Lehmbau hofft auf Aufschwung

Am 24. März findet im Architekturzentrum Wien die Österreichische Lehmbautagung statt. Dort diskutieren die universitären Forschung und industriellen Praxis gemeinsam darüber wie man den Baustoff Lehm aus seinem Nischendasein befreit.

Das Aushubmaterial einer Baugrube besteht oft zu einem großen Teil aus Lehm, der ohne Probleme zu diversen Lehmbauprodukten verarbeitet werden könnte, so Mitorganisator TU Wien. Dass das bisher kaum passiert, liegt unter anderem an den rechtlichen Rahmenbedingungen: Lange Zeit galt der Aushub der Baugrube automatisch als Abfall und musste entsorgt werden. Nach einem EuGH-Urteil von Ende 2022 ist das nun nicht mehr so – das könnte den Aufschwung des Lehmbaus nun deutlich beschleunigen. An der TU Wien wird derzeit daran geforscht, wie man Lehm für moderne Bauprojekte am besten einsetzen könnte.

Bewährte Methode

„Lehm wird überall auf der Welt für Gebäude verwendet – und das seit Jahrtausenden“, sagt Andrea Rieger-Jandl vom Institut für Kunstgeschichte, Bauforschung und Denkmalpflege. Erst mit dem verstärkten Einsatz von Kohle sanken die Kosten für gebrannte Ziegel – und so setzte sich in unseren Breiten die Ziegelbauweise durch. „Zement ist in der Herstellung so CO2-intensiv, dass die Produktion für ungefähr 8% des weltweiten CO2-Ausstoßes verantwortlich ist“, sagt Rieger-Jandl. „Bei der Erzeugung von Ziegeln versucht man heute, die CO2-Emissionen zu reduzieren – bei Beton ist klar, dass prinzipiell keine CO2-Neutralität erreicht werden kann.“

„Mittlerweile gibt es mobile Lehmverarbeitungsgeräte, mit denen man direkt vor Ort aus dem Aushub der Baugrube die nötigen Baumaterialien herstellen kann“, sagt Andrea Rieger-Jandl. Das sei ein potenzieller Game-Changer für die Bauindustrie: Beim Ausheben der Baugrube entfernt man zunächst einige Handbreit an fruchtbarem Humus – der lässt sich weiternutzen. Darunter befindet sich meist hauptsächlich Schotter und Lehm. Diesen Lehm könnte man dann mit passenden Geräten entweder zu Lehmziegeln pressen und dann ganz ähnlich verwenden wie gebrannte Ziegel. Derzeit sei diese Baumethode noch ungewöhnlich – aber wenn sie erstmals etabliert ist, könnte sie das Bauen deutlich billiger machen.
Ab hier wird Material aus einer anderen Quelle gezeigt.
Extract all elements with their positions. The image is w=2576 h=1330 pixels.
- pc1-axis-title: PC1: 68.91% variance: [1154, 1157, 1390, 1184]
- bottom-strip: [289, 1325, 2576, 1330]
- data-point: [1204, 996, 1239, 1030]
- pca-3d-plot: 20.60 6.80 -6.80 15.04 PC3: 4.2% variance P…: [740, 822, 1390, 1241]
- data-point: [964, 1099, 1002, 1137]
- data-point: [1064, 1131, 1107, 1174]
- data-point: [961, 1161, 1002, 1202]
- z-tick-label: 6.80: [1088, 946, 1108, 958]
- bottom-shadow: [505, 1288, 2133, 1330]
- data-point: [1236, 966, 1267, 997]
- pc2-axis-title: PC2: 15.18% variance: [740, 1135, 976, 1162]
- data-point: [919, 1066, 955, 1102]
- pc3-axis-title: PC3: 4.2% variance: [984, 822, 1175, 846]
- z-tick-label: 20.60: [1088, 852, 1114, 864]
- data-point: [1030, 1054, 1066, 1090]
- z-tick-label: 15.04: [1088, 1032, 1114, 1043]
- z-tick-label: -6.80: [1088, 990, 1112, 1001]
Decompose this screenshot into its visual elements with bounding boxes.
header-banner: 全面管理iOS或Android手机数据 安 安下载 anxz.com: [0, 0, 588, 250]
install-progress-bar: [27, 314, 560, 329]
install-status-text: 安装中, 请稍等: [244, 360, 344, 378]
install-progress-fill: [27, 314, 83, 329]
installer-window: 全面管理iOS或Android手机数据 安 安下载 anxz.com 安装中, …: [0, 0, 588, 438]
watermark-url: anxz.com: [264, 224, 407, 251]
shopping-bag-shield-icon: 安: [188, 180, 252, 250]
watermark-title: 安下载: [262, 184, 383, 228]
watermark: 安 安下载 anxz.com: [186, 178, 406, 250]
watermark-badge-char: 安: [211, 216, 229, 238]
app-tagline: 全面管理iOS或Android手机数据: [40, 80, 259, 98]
Änderung der Bauvorschriften nötig

Eine große Hürde für den Lehmbau ist heute allerdings noch die baubehördliche Bewilligung: „In Deutschland gibt es bereits gesetzliche Normen für Lehmbau, in Österreich derzeit noch nicht“, sagt Andrea Rieger-Jandl. Das neue EuGH-Urteil könnte Reformen in dieser Richtung nun deutlich beschleunigen. Wenn das geschieht, könnte Lehmbau allerdings zur großen Erfolgsgeschichte werden, ist Rieger-Jandl überzeugt. Was in früheren Jahrhunderten die Billig-Alternative für Menschen war, die sich keine gebrannten Ziegel leisten konnten, wird so möglicherweise zur Baumethode der Zukunft, die höchsten Wohnkomfort ermöglicht und dabei auch noch die Umwelt schont.